Here we see a separation of the text and the background. Notice, however, we observe a black line dashing through most of the text due to the horizontal line removal previously done. What we need to do next is to remove this black lines. We then preform a closing of the image using a vertical structuring element. In this case, since the texts in the image are tilted, a 4x2 diagonal was used as a structuring element.



Figure 4. The structuring element used and the resulting image after closing

Here we see that that most of the black lines were removed. This is very promising to see. We have used a proper structuring element for the morphological operation. Also, we see that some letters are distinguishable. In Fig.4, we have labeled the blobs found in the image (indicated by a different gray level) and we indeed see some single-letter blobs. It is also interesting to note that the word'"cable" (encircled) is fairly readable although some words are not like the word "power" which we can blame to the quality of the handwriting i.e. some pen strokes are faint that it disappeared upon thresholding.

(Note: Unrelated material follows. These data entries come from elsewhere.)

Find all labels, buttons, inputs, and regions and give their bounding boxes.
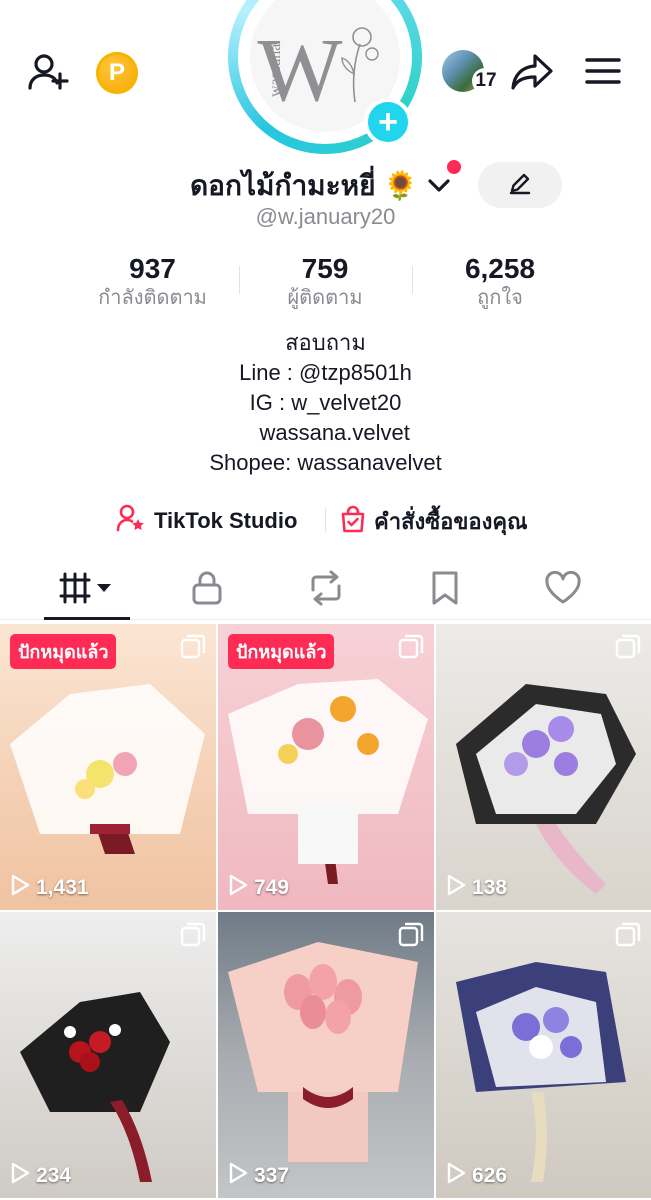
- friends-count-badge: 17: [472, 68, 500, 94]
- likes-count: 6,258: [464, 253, 536, 284]
- tab-favorites[interactable]: [390, 562, 500, 618]
- repost-icon: [307, 570, 345, 611]
- svg-text:wassana: wassana: [267, 44, 284, 97]
- view-count: 749: [228, 874, 289, 902]
- tiktok-studio-link[interactable]: TikTok Studio: [116, 504, 297, 538]
- video-thumbnail-image: [436, 624, 651, 910]
- heart-icon: [544, 570, 582, 610]
- view-count: 1,431: [10, 874, 89, 902]
- following-count: 937: [129, 253, 176, 284]
- video-grid: ปักหมุดแล้ว 1,431 ปักหมุดแล้ว 749 138 23…: [0, 624, 651, 1200]
- multi-clip-icon: [398, 634, 424, 660]
- friends-avatar-button[interactable]: 17: [442, 50, 500, 94]
- edit-profile-button[interactable]: [478, 162, 562, 208]
- video-thumbnail-image: [218, 912, 434, 1198]
- orders-label: คำสั่งซื้อของคุณ: [374, 509, 528, 534]
- play-icon: [446, 874, 466, 902]
- orders-link[interactable]: คำสั่งซื้อของคุณ: [340, 504, 528, 539]
- shopping-bag-icon: [340, 505, 366, 539]
- multi-clip-icon: [615, 922, 641, 948]
- tab-videos[interactable]: [44, 562, 130, 620]
- add-story-plus-button[interactable]: +: [364, 98, 412, 146]
- add-friend-icon[interactable]: [24, 48, 72, 96]
- multi-clip-icon: [180, 634, 206, 660]
- creator-star-icon: [116, 504, 146, 538]
- bio: สอบถาม Line : @tzp8501h IG : w_velvet20 …: [0, 328, 651, 478]
- video-thumbnail[interactable]: 138: [436, 624, 651, 910]
- view-count-label: 138: [472, 876, 508, 899]
- pinned-badge: ปักหมุดแล้ว: [228, 634, 335, 669]
- view-count: 337: [228, 1162, 289, 1190]
- view-count-label: 626: [472, 1164, 508, 1187]
- play-icon: [10, 874, 30, 902]
- view-count-label: 337: [254, 1164, 290, 1187]
- bio-line: สอบถาม: [285, 330, 366, 355]
- video-thumbnail[interactable]: ปักหมุดแล้ว 1,431: [0, 624, 216, 910]
- view-count: 138: [446, 874, 507, 902]
- bio-line: wassana.velvet: [241, 420, 410, 445]
- tab-private[interactable]: [152, 562, 262, 618]
- multi-clip-icon: [615, 634, 641, 660]
- stat-likes[interactable]: 6,258 ถูกใจ: [415, 252, 585, 310]
- bio-line: Shopee: wassanavelvet: [209, 450, 442, 475]
- stat-following[interactable]: 937 กำลังติดตาม: [70, 252, 235, 310]
- notification-dot: [447, 160, 461, 174]
- play-icon: [446, 1162, 466, 1190]
- bio-line: Line : @tzp8501h: [239, 360, 412, 385]
- multi-clip-icon: [398, 922, 424, 948]
- tab-reposts[interactable]: [271, 562, 381, 618]
- tiktok-studio-label: TikTok Studio: [154, 508, 298, 533]
- play-icon: [228, 1162, 248, 1190]
- menu-icon[interactable]: [580, 48, 626, 94]
- video-thumbnail[interactable]: 337: [218, 912, 434, 1198]
- grid-icon: [59, 571, 115, 610]
- tab-liked[interactable]: [508, 562, 618, 618]
- bookmark-icon: [430, 570, 460, 611]
- video-thumbnail[interactable]: 626: [436, 912, 651, 1198]
- pencil-icon: [507, 170, 533, 201]
- video-thumbnail[interactable]: 234: [0, 912, 216, 1198]
- video-thumbnail-image: [0, 912, 216, 1198]
- pinned-badge: ปักหมุดแล้ว: [10, 634, 117, 669]
- share-icon[interactable]: [508, 48, 556, 96]
- view-count: 626: [446, 1162, 507, 1190]
- bio-line: IG : w_velvet20: [249, 390, 402, 415]
- followers-label: ผู้ติดตาม: [287, 287, 363, 309]
- display-name: ดอกไม้กำมะหยี่ 🌻: [190, 170, 419, 201]
- likes-label: ถูกใจ: [477, 287, 523, 309]
- links-divider: [325, 508, 326, 532]
- coin-icon[interactable]: P: [96, 52, 138, 94]
- play-icon: [228, 874, 248, 902]
- video-thumbnail-image: [436, 912, 651, 1198]
- profile-links: TikTok Studio คำสั่งซื้อของคุณ: [0, 500, 651, 540]
- view-count-label: 749: [254, 876, 290, 899]
- view-count-label: 234: [36, 1164, 72, 1187]
- view-count-label: 1,431: [36, 876, 89, 899]
- content-tabs: [0, 562, 651, 620]
- following-label: กำลังติดตาม: [98, 287, 207, 309]
- name-row: ดอกไม้กำมะหยี่ 🌻: [0, 160, 651, 208]
- username: @w.january20: [255, 204, 396, 229]
- lock-icon: [190, 570, 224, 611]
- profile-stats: 937 กำลังติดตาม 759 ผู้ติดตาม 6,258 ถูกใ…: [0, 252, 651, 312]
- stat-divider: [412, 266, 413, 294]
- multi-clip-icon: [180, 922, 206, 948]
- chevron-down-icon[interactable]: [424, 170, 454, 200]
- stat-followers[interactable]: 759 ผู้ติดตาม: [240, 252, 410, 310]
- view-count: 234: [10, 1162, 71, 1190]
- video-thumbnail[interactable]: ปักหมุดแล้ว 749: [218, 624, 434, 910]
- play-icon: [10, 1162, 30, 1190]
- followers-count: 759: [301, 253, 349, 284]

One of the problems encountered is that it is hard to reduce the letters into 1 pixel thick. To do this, a erosion process must be done using a 1x2 structuring element. However, some strokes on the letters are thin enough such that they are removed upon erosion which we do not want. Hence this operation was not done. Also, it can be observed that the previous "DESCRIPTION" is now almost unreadable. This has been the trade-off of the operation. Since the "DESCRIPTION" did not have the same problem as the rest of the text (dashed by black lines), performing of the close operation made it worse.

Now, we explore if we can find instances of the word "DESCRIPTION" from the whole image. We do this using the following steps:

Step1: Rotate the image
Step2: Binarize the image
Step3: Create a "DESCRIPTION" pattern with the same font and size as in Fig.1(bottom right).
Step4: Correlate the FT of the binarized image with the FT of the produced pattern.
Step5: FT the result in Step 4.

Below are images as a result of Steps 1-3.


Figure 5. (left) binarized rotated image of Fig.1(left); and (right) the pattern used for word
detection. The pattern has font italized Arial Black with fontsize 9.

We then proceed with Step 4 and 5. Patterns that are the same with Fig.5(right) will have a produce a peak at their location - an indication of high value correlation. Below is the image as a result of Step 4 and 5.


Figure 6. Image as a result of correlation

We observed three peaks in the image which correspond to the word "DESCRIPTION". This can be readily verified in Fig.1 (left).

In this activity, I give myself of 10 for doing the job well.